Archives quotidiennes : 11 janvier 2011

La grande décision des chinois

Par Jean-Pierre Bonhomme

Image Flickr par chribou

La semaine dernière les Chinois ont pris une décision qui constitue un tournant dans l’histoire du monde moderne. Ils viennent de limiter à 250,000 le nombre de voitures particulières que les citoyens de Péking peuvent acheter (ou vendre) dans  l’année.

C’est le premier pays à affronter ainsi le complexe industriel de l’automobile (qui mène le monde ou à peu près).

Ce n’est pas que le chiffre est apaisant. L’arrivée annuelle d’un pareil parc automobile dans une ville ne peut passer inaperçu. Mais c’était davantage auparavant; l’auteur ne se rappelle plus des chiffres exacts à cet égard; mais il se souvient d’avoir été victime d’embouteillages monstres dans la capitale de l’Empire du milieu;  les autoroutes de huit voies –suspendues – ne suffisaient déjà plus il y a cinq ans. On se souviendra du fameux embouteillage – de dizaines de kilomètres sur la route qui mène au Tibet – blocage qui a fait souffrir les automobilistes et les camionneurs et qui a coûté cher à la nation. Il se souvient aussi des longs embouteillages sur la route qui mène de Boston à Cape Cod par ces beaux weekends d’été.

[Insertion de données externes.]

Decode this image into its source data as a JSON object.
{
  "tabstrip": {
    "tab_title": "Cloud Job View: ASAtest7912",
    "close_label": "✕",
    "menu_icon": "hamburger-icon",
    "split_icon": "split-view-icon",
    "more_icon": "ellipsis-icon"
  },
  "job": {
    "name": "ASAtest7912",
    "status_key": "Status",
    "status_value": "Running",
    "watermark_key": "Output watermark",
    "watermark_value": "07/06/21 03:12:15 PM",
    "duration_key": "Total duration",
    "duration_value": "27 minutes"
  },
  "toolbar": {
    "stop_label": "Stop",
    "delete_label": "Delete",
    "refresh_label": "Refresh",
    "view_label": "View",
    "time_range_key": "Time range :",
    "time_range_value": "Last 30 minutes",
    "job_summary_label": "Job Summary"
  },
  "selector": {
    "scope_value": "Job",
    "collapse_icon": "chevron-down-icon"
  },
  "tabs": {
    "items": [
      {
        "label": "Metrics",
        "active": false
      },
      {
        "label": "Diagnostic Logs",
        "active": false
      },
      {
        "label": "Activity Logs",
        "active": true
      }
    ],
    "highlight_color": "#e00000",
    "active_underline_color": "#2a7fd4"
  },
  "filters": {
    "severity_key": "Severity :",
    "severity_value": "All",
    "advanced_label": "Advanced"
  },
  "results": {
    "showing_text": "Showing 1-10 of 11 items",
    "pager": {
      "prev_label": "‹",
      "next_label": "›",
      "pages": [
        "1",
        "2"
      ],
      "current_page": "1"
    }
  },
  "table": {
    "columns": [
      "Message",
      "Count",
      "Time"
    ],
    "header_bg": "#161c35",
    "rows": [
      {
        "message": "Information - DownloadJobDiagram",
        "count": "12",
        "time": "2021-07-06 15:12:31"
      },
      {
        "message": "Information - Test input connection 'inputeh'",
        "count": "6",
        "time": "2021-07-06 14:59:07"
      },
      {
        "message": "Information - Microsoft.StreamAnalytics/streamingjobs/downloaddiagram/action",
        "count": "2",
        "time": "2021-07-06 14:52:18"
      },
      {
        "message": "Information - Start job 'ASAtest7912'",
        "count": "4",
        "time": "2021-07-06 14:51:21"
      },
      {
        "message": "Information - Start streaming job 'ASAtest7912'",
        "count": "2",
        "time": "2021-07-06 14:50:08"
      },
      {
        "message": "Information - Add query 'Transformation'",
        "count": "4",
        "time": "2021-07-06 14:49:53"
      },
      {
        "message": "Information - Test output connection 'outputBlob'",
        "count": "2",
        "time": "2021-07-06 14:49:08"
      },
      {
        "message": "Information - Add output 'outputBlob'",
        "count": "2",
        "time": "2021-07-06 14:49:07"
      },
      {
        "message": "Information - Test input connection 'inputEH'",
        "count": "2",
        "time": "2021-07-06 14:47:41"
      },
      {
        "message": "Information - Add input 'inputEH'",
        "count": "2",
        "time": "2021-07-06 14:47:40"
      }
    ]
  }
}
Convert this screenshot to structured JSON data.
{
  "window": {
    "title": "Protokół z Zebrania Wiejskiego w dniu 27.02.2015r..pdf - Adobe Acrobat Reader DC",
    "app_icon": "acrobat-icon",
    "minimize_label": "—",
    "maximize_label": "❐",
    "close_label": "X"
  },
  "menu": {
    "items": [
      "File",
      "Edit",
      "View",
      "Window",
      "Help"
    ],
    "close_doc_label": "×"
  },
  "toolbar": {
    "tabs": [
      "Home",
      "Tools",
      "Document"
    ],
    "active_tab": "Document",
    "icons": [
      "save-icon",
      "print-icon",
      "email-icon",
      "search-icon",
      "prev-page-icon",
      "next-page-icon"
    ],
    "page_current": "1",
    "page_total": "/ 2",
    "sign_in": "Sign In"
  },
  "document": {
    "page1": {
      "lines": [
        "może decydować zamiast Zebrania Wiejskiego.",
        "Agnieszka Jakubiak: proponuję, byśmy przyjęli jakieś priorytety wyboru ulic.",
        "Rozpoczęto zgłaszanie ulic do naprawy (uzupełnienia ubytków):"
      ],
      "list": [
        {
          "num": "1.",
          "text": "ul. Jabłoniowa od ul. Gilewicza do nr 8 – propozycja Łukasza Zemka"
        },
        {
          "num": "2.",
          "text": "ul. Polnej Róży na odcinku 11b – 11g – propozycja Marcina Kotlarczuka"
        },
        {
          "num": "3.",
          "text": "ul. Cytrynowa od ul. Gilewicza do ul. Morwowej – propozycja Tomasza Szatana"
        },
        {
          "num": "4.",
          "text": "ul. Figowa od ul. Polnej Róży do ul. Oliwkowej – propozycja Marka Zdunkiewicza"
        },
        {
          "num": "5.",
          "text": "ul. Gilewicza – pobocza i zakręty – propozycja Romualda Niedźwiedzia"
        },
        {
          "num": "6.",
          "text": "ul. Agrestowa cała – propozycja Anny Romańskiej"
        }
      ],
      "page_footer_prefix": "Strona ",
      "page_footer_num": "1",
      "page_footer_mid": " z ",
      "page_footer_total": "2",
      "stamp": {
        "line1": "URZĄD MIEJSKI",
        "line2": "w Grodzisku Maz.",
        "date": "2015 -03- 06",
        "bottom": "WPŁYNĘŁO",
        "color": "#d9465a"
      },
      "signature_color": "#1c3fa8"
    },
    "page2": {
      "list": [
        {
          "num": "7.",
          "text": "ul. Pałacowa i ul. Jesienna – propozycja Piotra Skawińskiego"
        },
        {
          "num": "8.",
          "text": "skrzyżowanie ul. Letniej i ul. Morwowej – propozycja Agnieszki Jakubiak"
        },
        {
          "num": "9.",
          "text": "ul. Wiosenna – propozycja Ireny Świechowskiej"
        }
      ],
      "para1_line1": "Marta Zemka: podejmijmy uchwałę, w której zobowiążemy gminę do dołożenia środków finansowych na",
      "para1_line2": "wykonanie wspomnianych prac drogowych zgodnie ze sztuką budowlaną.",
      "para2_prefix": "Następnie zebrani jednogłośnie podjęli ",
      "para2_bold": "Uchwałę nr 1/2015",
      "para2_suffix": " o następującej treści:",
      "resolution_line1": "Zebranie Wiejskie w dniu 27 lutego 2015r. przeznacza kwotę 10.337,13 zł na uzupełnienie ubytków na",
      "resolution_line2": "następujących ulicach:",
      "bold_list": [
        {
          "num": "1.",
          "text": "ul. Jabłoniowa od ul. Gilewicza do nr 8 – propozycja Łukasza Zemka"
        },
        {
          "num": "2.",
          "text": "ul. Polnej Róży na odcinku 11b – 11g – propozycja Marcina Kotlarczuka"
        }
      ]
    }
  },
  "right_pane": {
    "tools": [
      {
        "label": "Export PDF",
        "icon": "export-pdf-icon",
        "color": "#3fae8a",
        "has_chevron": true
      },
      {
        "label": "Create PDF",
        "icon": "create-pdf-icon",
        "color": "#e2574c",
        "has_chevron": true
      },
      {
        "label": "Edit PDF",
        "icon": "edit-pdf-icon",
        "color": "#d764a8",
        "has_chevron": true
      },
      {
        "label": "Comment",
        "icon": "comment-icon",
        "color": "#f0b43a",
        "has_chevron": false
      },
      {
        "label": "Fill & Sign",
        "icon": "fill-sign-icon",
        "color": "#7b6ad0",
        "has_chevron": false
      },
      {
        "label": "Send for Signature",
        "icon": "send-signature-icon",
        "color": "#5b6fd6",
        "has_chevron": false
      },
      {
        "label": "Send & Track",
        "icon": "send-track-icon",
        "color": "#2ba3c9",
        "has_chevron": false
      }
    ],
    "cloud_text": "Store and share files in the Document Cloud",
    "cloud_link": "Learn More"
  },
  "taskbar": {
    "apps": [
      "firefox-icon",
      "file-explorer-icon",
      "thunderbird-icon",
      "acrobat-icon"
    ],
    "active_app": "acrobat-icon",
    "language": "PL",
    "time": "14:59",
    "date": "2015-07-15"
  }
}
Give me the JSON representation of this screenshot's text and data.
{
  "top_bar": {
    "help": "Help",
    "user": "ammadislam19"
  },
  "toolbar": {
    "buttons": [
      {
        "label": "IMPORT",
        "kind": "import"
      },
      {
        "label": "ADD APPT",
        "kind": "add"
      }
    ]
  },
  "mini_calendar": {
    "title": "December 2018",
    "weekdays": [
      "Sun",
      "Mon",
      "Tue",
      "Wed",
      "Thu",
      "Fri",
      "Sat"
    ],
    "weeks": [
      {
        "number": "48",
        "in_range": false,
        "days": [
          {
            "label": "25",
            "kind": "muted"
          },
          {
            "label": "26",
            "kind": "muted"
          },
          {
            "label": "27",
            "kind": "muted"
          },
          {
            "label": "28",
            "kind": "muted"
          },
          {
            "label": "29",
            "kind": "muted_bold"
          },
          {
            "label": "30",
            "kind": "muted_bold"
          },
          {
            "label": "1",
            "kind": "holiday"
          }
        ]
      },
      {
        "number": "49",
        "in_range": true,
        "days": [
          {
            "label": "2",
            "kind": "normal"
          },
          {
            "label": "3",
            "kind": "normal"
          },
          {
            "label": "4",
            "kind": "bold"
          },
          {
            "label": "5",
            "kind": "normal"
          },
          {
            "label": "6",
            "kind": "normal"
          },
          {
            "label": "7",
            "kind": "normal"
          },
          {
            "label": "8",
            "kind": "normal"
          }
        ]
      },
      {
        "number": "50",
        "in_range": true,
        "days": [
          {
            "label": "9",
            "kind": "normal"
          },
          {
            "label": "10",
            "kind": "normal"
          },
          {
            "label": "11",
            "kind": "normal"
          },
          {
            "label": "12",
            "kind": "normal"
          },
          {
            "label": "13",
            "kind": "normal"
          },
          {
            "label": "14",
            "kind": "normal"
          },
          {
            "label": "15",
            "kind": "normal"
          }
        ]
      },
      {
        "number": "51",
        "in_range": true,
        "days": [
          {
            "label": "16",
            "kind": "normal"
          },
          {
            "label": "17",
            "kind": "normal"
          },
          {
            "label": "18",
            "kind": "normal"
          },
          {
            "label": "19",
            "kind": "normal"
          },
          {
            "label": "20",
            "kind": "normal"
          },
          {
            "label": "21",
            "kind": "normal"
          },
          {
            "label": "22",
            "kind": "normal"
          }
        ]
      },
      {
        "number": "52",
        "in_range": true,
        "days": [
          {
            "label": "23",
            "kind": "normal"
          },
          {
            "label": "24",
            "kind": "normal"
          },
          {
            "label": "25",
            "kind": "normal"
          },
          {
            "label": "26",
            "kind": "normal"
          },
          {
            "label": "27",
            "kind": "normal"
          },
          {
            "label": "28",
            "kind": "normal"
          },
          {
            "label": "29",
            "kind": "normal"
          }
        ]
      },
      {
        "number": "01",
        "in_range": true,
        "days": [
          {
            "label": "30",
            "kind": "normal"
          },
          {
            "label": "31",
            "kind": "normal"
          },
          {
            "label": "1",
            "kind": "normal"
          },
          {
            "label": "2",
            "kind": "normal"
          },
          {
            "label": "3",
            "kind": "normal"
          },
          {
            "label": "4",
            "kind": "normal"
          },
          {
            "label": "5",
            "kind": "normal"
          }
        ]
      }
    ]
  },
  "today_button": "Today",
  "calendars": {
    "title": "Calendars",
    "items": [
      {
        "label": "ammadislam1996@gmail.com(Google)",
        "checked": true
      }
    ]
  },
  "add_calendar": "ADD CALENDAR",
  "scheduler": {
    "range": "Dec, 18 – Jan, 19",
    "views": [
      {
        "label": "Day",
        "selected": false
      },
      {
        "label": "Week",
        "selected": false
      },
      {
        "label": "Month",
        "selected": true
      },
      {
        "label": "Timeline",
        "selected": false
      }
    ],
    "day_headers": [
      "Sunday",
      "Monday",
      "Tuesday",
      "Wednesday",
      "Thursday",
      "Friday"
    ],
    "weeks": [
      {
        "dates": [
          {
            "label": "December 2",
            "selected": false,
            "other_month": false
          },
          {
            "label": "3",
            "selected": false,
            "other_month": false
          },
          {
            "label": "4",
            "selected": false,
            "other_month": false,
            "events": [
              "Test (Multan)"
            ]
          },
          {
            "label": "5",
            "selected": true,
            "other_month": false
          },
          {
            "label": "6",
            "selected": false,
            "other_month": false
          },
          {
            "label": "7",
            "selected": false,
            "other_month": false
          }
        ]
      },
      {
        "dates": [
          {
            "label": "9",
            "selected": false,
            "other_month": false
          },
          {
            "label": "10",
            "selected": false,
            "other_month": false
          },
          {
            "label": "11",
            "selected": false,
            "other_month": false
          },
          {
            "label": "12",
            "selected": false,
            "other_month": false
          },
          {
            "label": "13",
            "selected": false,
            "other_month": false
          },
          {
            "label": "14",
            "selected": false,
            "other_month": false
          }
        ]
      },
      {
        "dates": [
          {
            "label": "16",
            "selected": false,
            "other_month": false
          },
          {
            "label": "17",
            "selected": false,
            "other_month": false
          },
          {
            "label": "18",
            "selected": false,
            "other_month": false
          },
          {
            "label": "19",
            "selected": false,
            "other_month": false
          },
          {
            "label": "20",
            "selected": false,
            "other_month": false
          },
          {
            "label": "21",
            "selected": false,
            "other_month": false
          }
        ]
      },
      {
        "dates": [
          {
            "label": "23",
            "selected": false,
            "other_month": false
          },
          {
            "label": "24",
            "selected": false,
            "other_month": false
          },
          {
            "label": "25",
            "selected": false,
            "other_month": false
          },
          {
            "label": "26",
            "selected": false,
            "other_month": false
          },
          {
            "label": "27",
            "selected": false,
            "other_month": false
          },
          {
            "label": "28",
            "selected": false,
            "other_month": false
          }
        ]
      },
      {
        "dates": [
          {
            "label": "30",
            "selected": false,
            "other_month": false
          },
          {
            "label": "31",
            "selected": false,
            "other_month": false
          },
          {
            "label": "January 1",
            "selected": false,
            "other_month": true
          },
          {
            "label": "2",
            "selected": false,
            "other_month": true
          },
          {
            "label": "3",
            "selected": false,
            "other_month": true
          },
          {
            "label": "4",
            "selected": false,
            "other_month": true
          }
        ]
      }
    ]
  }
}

La décision chinoise vient défier les lois du marché. Elle désespère les commerçants garagistes dont certains – on le  craint – feront faillite. C’est un geste louable et que les États dits riches ne pourront poser car, chez eux, les lois du marché sont plus inflexibles que les décrets gouvernementaux. Soit. Mais ne félicitons pas trop les Chinois. Il est vrai que la Chine, contrairement à ce qui se passe aux États-Unis est en train – le mot est juste – de construire divers réseaux de trains rapides et que cela pourra décongestionner la cité; un peu. Mais c’est dans la conception même de la ville que la Chine aurait pu donner l’exemple. Au lieu d’imiter en tous points les Américains et de laisser le marché privé concevoir exclusivement l’urbain en fonction de l’automobile, elle aurait pu aménager la cité un peu plus pour les piétons et pour les véhicules à deux roues.

Dans l’état actuel des choses les piétons, à Péking, ont l’impression de marcher sous un chapelet d’ «échangeurs» Turcot. Et cela s’avère partout… à commencer par la ville de Bangkok qui vient de se donner des «échangeurs» gigantesques tout bétonnés qu’ils sont en plein dans le centre ville. Cela juste au moment où Boston, avec son Big Dig, vient, à coups de milliards et pour des raisons esthétiques, a éliminé ses voies suspendues au cœur de la cité.

Il n’est pas dit que les aménagistes, les architectes et les urbanistes régleront tout cela.

Il se trouve, parmi eux, des banlieusards qui ne pensent qu’à se rendre rapidement à la maison de périphérie pour aller couper du gazon. Mais si nous voulons devenir heureux dans la vie et ne pas pourrir dans les embouteillages il faudra bien, un jour, faire agir la raison. Le raisonnable se trouve certes – au moins un peu – dans les universités.

Choisir les bons universitaires, les laisser libres, paraît être mieux que de laisser toutes les décisions aux mains des promoteurs privés.

N’est-il pas évident que la popularité de la maison particulière – y compris celle des «monster houses» – tient au fait qu’en périphérie les terrains, les terres sont sous-évalués?

Rappelons à nouveau que, pour régler cela, l’ancien premier ministre René Lévesque, dans son premier programme, avait proposé la municipalisation des sols. Il en aurait ainsi coûté plus cher d’aller s’installer dans les champs de patate et moins cher pour rester en ville. Pour cela les politiques, conseillés par les aménagistes et les architectes, auraient usé d’imagination pour construire des appartements (en copropriété de préférence) plus amènes pour les familles et où la qualité de vie aurait été au moins aussi intéressante qu’en banlieue. Il est évident qu’il se crée, en périphérie, de riches réseaux vitaux intéressants. Mais le coût social d’une fuite généralisée des familles vers l’excentricité parait trop lourd à porter. Il peut paraître snob de le dire, mais dans une majorité de cas urbains, la civilisation se développe dans les murs de la cité. Cela est facile à voir. Les interactions interpersonnelles sont plus faciles à établir. L’auteur de ces lignes, en tout cas, a, depuis 60 ans choisi de vivre dans les murs et, pour lui, les avantages dépassent les inconvénients.